Anne Petteroe: “I was installing LiveCycle ES at work, using a so-called turnkey installation, that turned out to be not-so-turnkey after all. (surprise surprise!)
What about leadership?
Leaders emerge, they don’t acquire their position by title or position. Each team member brings a specific skill to the table. There is no point in assuming that one person knows best. We had a design in place, a problem to solve and a time limit in which to get it done. Each person knows what they need to do and when people need to collaborate, it is on the basis of ‘who wants it?’ It is my experience that those most interested in collaboration are the right ones to form sub groups. That’s born out here. Should the project become commercial in nature, then that will change but for the purposes of community based projects operating over short time spans, this ad hoc set of arrangements has worked extremely well.
The community angle
All of this is designed to get readers to understand that community or affinity groups can produce remarkable results. This project would not have been possible without three things: SDN and the informal Twitter networks that have emerged among the various group members on the one hand and a hard floor deadline for a project in which we could collectively believe.
The challenge set by the group would not have been executable if it wasn’t for the fact this community can draw upon a broad range of technical and business skills. In his post, Courious about ESME?.
You can argue that this self selecting groupwould have emerged anyway. I disagree. The fact for example that Richard Hirsch is one of the best detailers of business processs scenarios I know is only one element. We needed someone who absolutely understands end user needs and Kirsten is that person. We need a framework that will be highly scalable. David and Darren are the go to guys. We also need Flex and SAP people who understand how it all comes together at the back end. Where else would you find that except in SDN?

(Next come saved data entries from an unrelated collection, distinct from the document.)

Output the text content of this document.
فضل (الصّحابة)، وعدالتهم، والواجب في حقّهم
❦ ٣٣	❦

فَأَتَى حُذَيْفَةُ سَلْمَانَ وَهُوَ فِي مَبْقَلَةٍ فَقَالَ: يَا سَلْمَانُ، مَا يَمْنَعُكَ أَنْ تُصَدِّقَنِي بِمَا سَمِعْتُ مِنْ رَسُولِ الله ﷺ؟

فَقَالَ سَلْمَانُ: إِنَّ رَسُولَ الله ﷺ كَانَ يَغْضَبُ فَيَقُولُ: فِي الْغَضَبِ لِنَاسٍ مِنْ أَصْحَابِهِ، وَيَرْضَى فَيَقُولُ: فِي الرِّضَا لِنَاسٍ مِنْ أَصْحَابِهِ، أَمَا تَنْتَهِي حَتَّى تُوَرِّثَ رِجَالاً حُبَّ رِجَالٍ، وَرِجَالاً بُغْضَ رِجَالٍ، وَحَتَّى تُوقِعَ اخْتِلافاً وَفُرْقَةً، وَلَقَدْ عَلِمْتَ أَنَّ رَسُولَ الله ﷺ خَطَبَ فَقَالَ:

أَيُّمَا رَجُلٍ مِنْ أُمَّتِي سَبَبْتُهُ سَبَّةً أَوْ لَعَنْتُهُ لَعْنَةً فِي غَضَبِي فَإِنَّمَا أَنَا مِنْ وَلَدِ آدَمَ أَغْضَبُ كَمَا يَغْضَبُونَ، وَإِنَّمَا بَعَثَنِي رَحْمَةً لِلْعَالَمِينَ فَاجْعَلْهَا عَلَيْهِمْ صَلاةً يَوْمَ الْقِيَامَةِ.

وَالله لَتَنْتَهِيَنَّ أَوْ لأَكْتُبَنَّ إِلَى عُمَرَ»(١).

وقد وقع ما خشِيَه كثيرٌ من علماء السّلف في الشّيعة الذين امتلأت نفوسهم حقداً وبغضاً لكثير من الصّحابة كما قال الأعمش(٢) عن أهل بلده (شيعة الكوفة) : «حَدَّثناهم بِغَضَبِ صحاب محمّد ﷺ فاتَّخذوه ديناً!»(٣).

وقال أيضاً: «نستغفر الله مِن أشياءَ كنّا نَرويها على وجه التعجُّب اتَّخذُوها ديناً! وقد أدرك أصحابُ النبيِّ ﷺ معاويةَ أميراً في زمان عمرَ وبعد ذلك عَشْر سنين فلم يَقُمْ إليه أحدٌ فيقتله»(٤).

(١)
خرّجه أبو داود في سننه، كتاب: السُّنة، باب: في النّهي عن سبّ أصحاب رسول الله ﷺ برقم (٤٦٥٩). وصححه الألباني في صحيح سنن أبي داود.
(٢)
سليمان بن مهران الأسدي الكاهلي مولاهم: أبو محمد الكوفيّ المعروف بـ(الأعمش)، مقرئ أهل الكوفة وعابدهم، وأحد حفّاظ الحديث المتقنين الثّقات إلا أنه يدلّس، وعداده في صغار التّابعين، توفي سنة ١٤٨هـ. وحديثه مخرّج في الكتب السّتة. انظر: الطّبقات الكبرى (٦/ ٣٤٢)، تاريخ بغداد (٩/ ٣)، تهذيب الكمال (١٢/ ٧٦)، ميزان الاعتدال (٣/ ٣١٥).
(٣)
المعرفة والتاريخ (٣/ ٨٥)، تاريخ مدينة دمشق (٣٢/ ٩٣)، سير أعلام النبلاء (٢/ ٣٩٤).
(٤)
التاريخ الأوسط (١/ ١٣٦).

So what is the secret sauce? I sense that if the community is large enough, you’ll always find groups who are willing to push the boundaries of innovation and invention. The fact SDN and Twitter have brought this group together in a discoverable context is more than serendipitous, more than coincidental. It is more than vaguely knowing, learning to trust and having a deeply felt mutual respect for one another. It is because the community exists for EVERYONE’s common good and provides the environment for EVERYONE to get something positive out of their involvement.
If you look at Mark Finnern’s post, you’ll see some of us will be presenting at various times during TechEd. We believe it is important to share experiences because ESME is a proxy for the good things that wil come out of communities that are tended, nurtured and contributed to. It’s your choice but I’d encourage anyone who has an interest in these things to come along to the sessions. There is much, much more to share.